Tras­sen­geg­ner wäh­len kei­ne Trassenbefürworter

Der dezen­tra­len Ener­gie­wen­de und der Wert­schöp­fung vor Ort scha­det der mas­si­ve Über­tra­gungs­netz­aus­bau. Das zen­tra­lis­ti­sche Strom­sys­tem mit Koh­le und Atom wird damit über Jahr­zehn­te mani­fes­tiert, die dezen­tra­le Ener­gie­wen­de wird aus­ge­bremst, mas­si­ve Umwelt­schä­den sind zu erwar­ten. Die Kos­ten für die Pilot­pro­jek­te sind wei­ter­hin die gro­ße Unbekannte.
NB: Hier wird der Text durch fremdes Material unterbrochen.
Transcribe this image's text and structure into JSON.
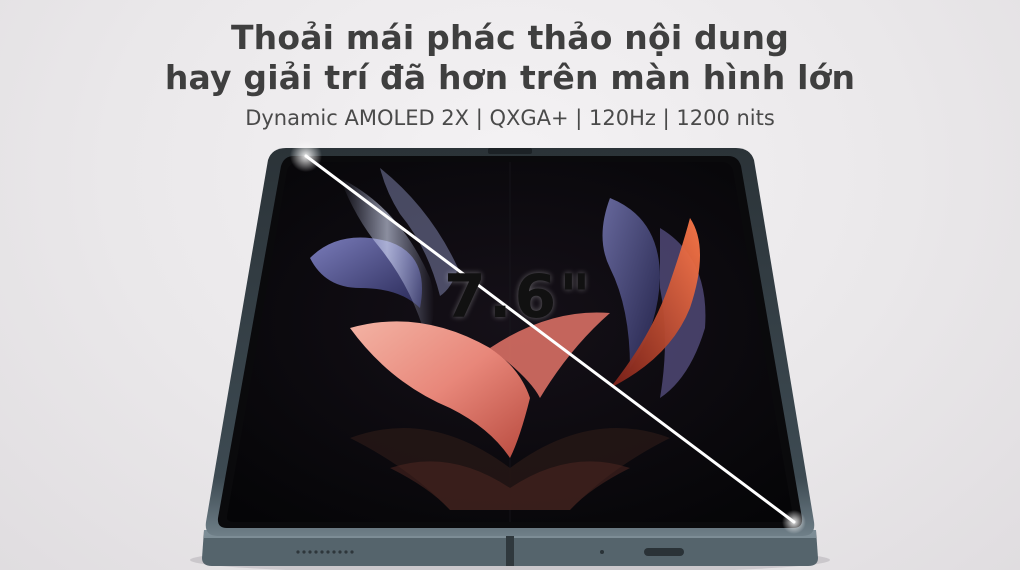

Das Akti­ons­bünd­nis gegen die Süd-Ost-Tras­se ist ein über­par­tei­li­ches Bünd­nis – poli­tisch neu­tral wol­len wir aber nicht sein. Wir set­zen uns ein für die dezen­tra­le Ener­gie­wen­de. Unse­re Emp­feh­lung muss des­halb sein: Am 14.10.2018 kei­ne Stim­me für Ver­fech­ter von euro­päi­schen Atom- und Kohlestromtrassen!

Was sind die Wahlprüfsteine?

Anlass für die­se Akti­on war die Fest­stel­lung, dass die grö­ße­ren Par­tei­en im Bun­des­tags­wahl­kampf 2017 die The­men Kli­ma, Ener­gie­wen­de und Tras­sen­bau nur mar­gi­nal in ihren Wahl­pro­gram­men berück­sich­tigt hat­ten. Jetzt hat uns inter­es­siert, was die für die baye­ri­sche Land­tags­wahl antre­ten­den Par­tei­en dazu zu sagen haben.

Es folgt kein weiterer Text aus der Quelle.